Greek, Cypriot hydrocarbons vital for EU, minister says

Greek and Cypriot hydrocarbon deposits promise to play an important role in  strengthening the European Union, Environment, Energy & Climate Change Minister Yiannis Maniatis pointed out during an interview on local radio.

“It is important that we are supporting and bolstering Europe’s energy security with sources provided by EU countries,” the minister told “Parapolitika” radio. “Energy security is the leading matter preoccupying the European Union, and was the main topic at the latest European Council summit meeting…Unfortunately, the EU depends on energy imports from non-EU members.”

Commenting on hydrocarbon exploration and exploitation in other parts of the world, the Greek minister said the sector has contributed to the prosperity of people in countries such as the UK and Norway, while adding that energy deposits had proven to be detrimental for other regions.

“Our objective is for the hydrocarbon deposits to function as an oasis of peace, for the common benefit of all people in the southeast Mediterranean,” Maniatis remarked.

The minister expressed satisfaction about two collaborative regions being developed, one involving Greece, Cyprus, and Egypt, the other Greece, Cyprus and Israel.

“The message being conveyed by Greece and Cyprus is that these are collaborations that do not oppose any third party.
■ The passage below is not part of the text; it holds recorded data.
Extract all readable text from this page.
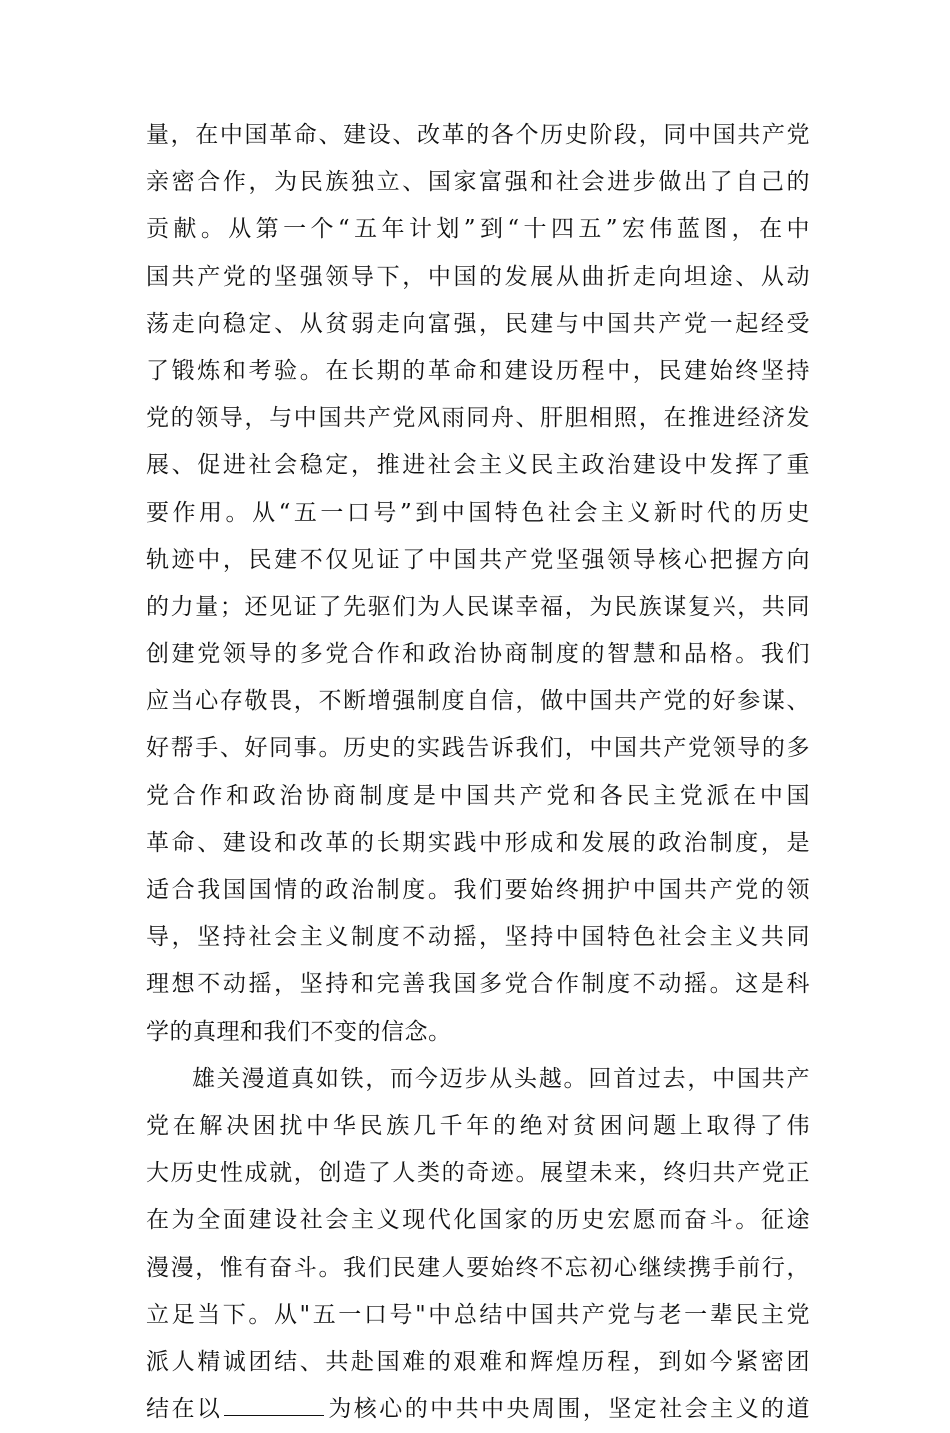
量，在中国革命、建设、改革的各个历史阶段，同中国共产党
亲密合作，为民族独立、国家富强和社会进步做出了自己的
贡献。从第一个“五年计划”到“十四五”宏伟蓝图，在中
国共产党的坚强领导下，中国的发展从曲折走向坦途、从动
荡走向稳定、从贫弱走向富强，民建与中国共产党一起经受
了锻炼和考验。在长期的革命和建设历程中，民建始终坚持
党的领导，与中国共产党风雨同舟、肝胆相照，在推进经济发
展、促进社会稳定，推进社会主义民主政治建设中发挥了重
要作用。从“五一口号”到中国特色社会主义新时代的历史
轨迹中，民建不仅见证了中国共产党坚强领导核心把握方向
的力量；还见证了先驱们为人民谋幸福，为民族谋复兴，共同
创建党领导的多党合作和政治协商制度的智慧和品格。我们
应当心存敬畏，不断增强制度自信，做中国共产党的好参谋、
好帮手、好同事。历史的实践告诉我们，中国共产党领导的多
党合作和政治协商制度是中国共产党和各民主党派在中国
革命、建设和改革的长期实践中形成和发展的政治制度，是
适合我国国情的政治制度。我们要始终拥护中国共产党的领
导，坚持社会主义制度不动摇，坚持中国特色社会主义共同
理想不动摇，坚持和完善我国多党合作制度不动摇。这是科
学的真理和我们不变的信念。
雄关漫道真如铁，而今迈步从头越。回首过去，中国共产
党在解决困扰中华民族几千年的绝对贫困问题上取得了伟
大历史性成就，创造了人类的奇迹。展望未来，终归共产党正
在为全面建设社会主义现代化国家的历史宏愿而奋斗。征途
漫漫，惟有奋斗。我们民建人要始终不忘初心继续携手前行，
立足当下。从"五一口号"中总结中国共产党与老一辈民主党
派人精诚团结、共赴国难的艰难和辉煌历程，到如今紧密团
结在以	为核心的中共中央周围，坚定社会主义的道
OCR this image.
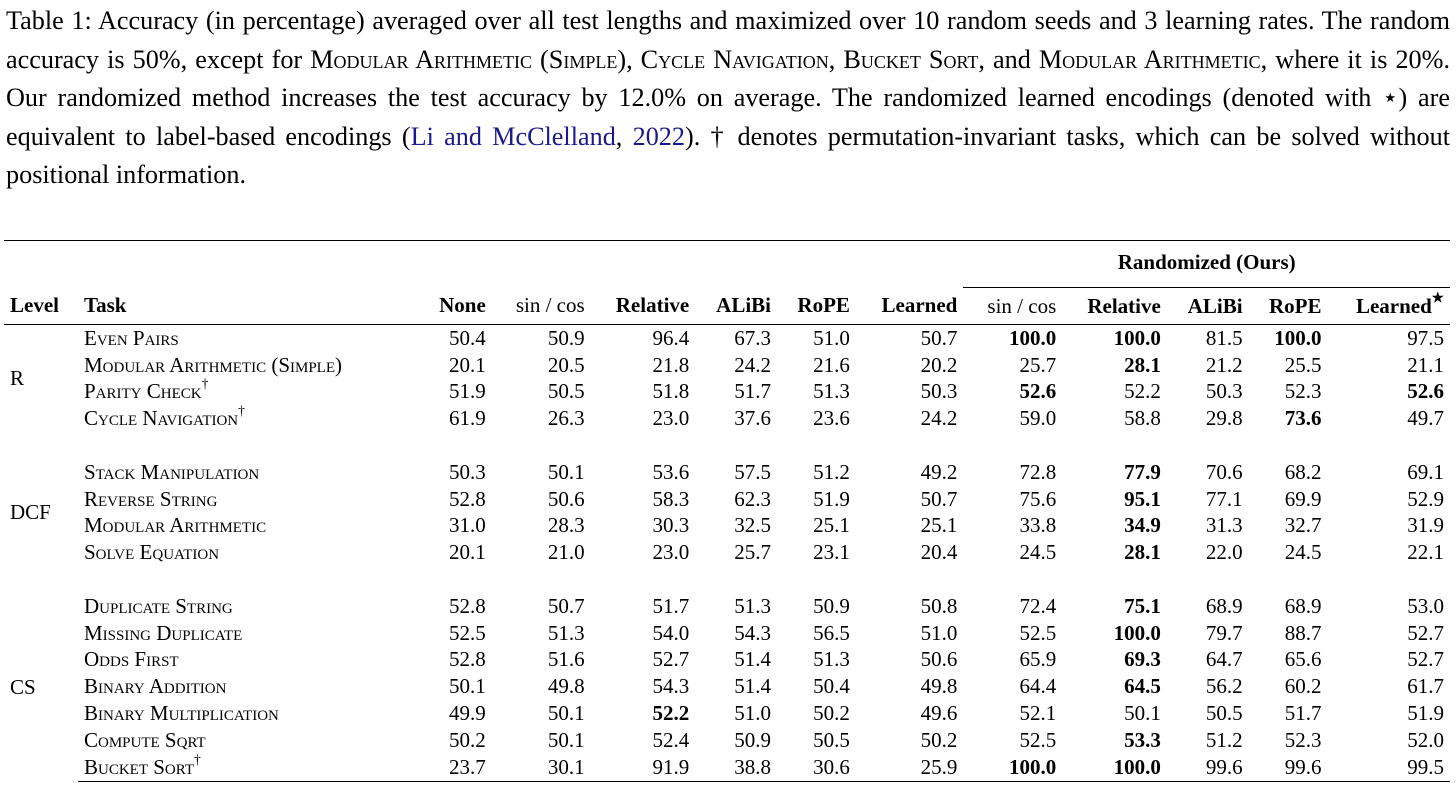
Table 1: Accuracy (in percentage) averaged over all test lengths and maximized over 10 random seeds and 3 learning rates. The random accuracy is 50%, except for Modular Arithmetic (Simple), Cycle Navigation, Bucket Sort, and Modular Arithmetic, where it is 20%. Our randomized method increases the test accuracy by 12.0% on average. The randomized learned encodings (denoted with ⋆) are equivalent to label-based encodings (Li and McClelland, 2022). † denotes permutation-invariant tasks, which can be solved without positional information.
								Randomized (Ours)				
Level	Task	None	sin / cos	Relative	ALiBi	RoPE	Learned	sin / cos	Relative	ALiBi	RoPE	Learned★
R	Even Pairs	50.4	50.9	96.4	67.3	51.0	50.7	100.0	100.0	81.5	100.0	97.5
	Modular Arithmetic (Simple)	20.1	20.5	21.8	24.2	21.6	20.2	25.7	28.1	21.2	25.5	21.1
	Parity Check†	51.9	50.5	51.8	51.7	51.3	50.3	52.6	52.2	50.3	52.3	52.6
	Cycle Navigation†	61.9	26.3	23.0	37.6	23.6	24.2	59.0	58.8	29.8	73.6	49.7

DCF	Stack Manipulation	50.3	50.1	53.6	57.5	51.2	49.2	72.8	77.9	70.6	68.2	69.1
	Reverse String	52.8	50.6	58.3	62.3	51.9	50.7	75.6	95.1	77.1	69.9	52.9
	Modular Arithmetic	31.0	28.3	30.3	32.5	25.1	25.1	33.8	34.9	31.3	32.7	31.9
	Solve Equation	20.1	21.0	23.0	25.7	23.1	20.4	24.5	28.1	22.0	24.5	22.1

CS	Duplicate String	52.8	50.7	51.7	51.3	50.9	50.8	72.4	75.1	68.9	68.9	53.0
	Missing Duplicate	52.5	51.3	54.0	54.3	56.5	51.0	52.5	100.0	79.7	88.7	52.7
	Odds First	52.8	51.6	52.7	51.4	51.3	50.6	65.9	69.3	64.7	65.6	52.7
	Binary Addition	50.1	49.8	54.3	51.4	50.4	49.8	64.4	64.5	56.2	60.2	61.7
	Binary Multiplication	49.9	50.1	52.2	51.0	50.2	49.6	52.1	50.1	50.5	51.7	51.9
	Compute Sqrt	50.2	50.1	52.4	50.9	50.5	50.2	52.5	53.3	51.2	52.3	52.0
	Bucket Sort†	23.7	30.1	91.9	38.8	30.6	25.9	100.0	100.0	99.6	99.6	99.5
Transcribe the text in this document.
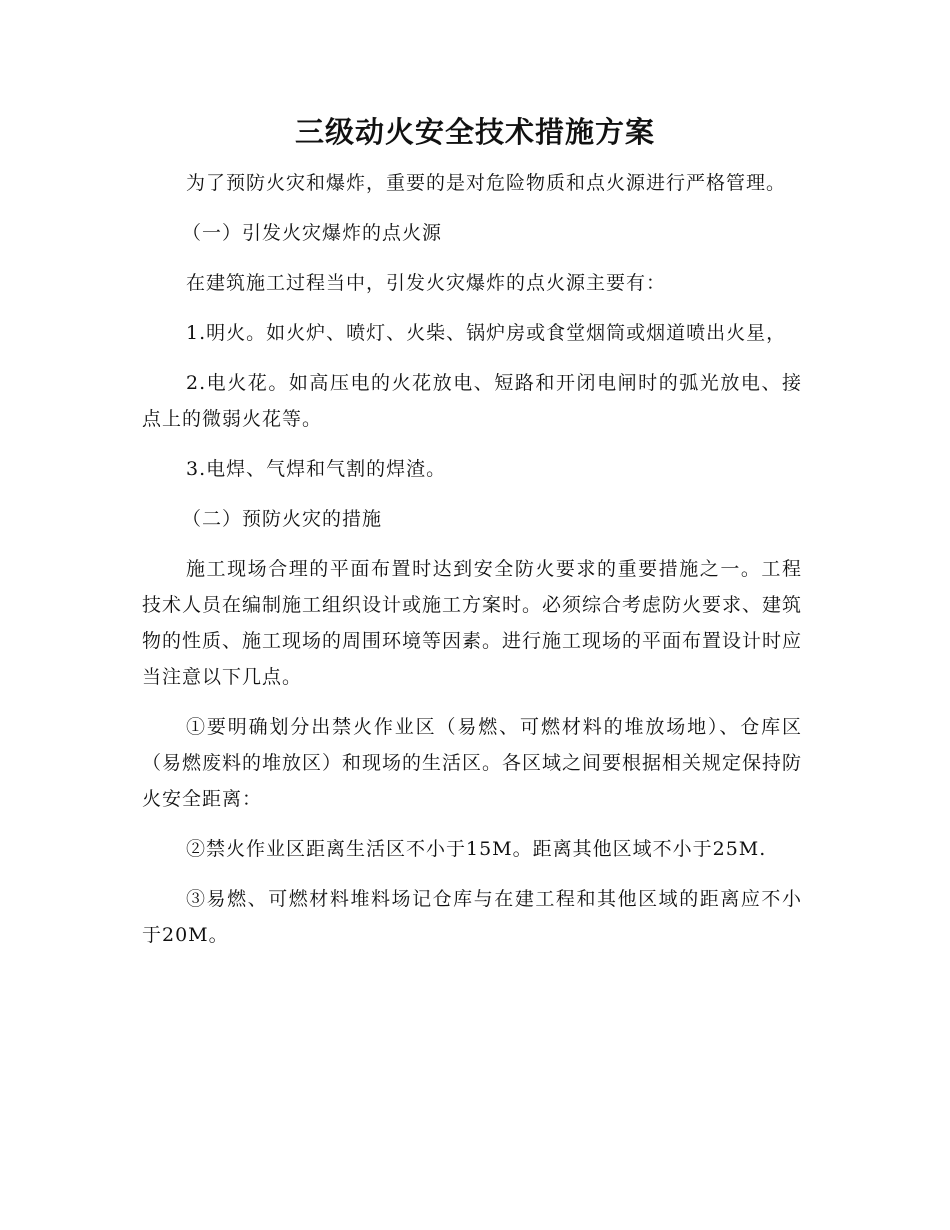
三级动火安全技术措施方案

为了预防火灾和爆炸，重要的是对危险物质和点火源进行严格管理。

（一）引发火灾爆炸的点火源

在建筑施工过程当中，引发火灾爆炸的点火源主要有：

1.明火。如火炉、喷灯、火柴、锅炉房或食堂烟筒或烟道喷出火星，

2.电火花。如高压电的火花放电、短路和开闭电闸时的弧光放电、接点上的微弱火花等。

3.电焊、气焊和气割的焊渣。

（二）预防火灾的措施

施工现场合理的平面布置时达到安全防火要求的重要措施之一。工程技术人员在编制施工组织设计或施工方案时。必须综合考虑防火要求、建筑物的性质、施工现场的周围环境等因素。进行施工现场的平面布置设计时应当注意以下几点。

①要明确划分出禁火作业区（易燃、可燃材料的堆放场地）、仓库区（易燃废料的堆放区）和现场的生活区。各区域之间要根据相关规定保持防火安全距离：

②禁火作业区距离生活区不小于15M。距离其他区域不小于25M.

③易燃、可燃材料堆料场记仓库与在建工程和其他区域的距离应不小于20M。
On the contrary, these collaborations would gladly be expanded to include other regional countries,” Maniatis remarked.

As for Greece’s energy policy and the effort to upgrade the country’s geopolitical standing, Maniatis noted that, besides the current international tenders for hydrocarbon exploration and exploitation, the country is also seeking to help initiate the development of significant infrastructure for the wider region. The minister mentioned a plan for the EastMed Pipeline, intended to transmit natural gas from deposits located within Cyprus’s exclusive economic zone (EEZ) to Europe via Crete, mainland Greece, and Italy. Maniatis reminded that such a natural gas transmission route does not exist in the EU. Maniatis also referred to another prospective and ambitious pipeline route, to run from the Aegean all the way up to the Baltic states, as a project that needs to be discussed with neighboring states.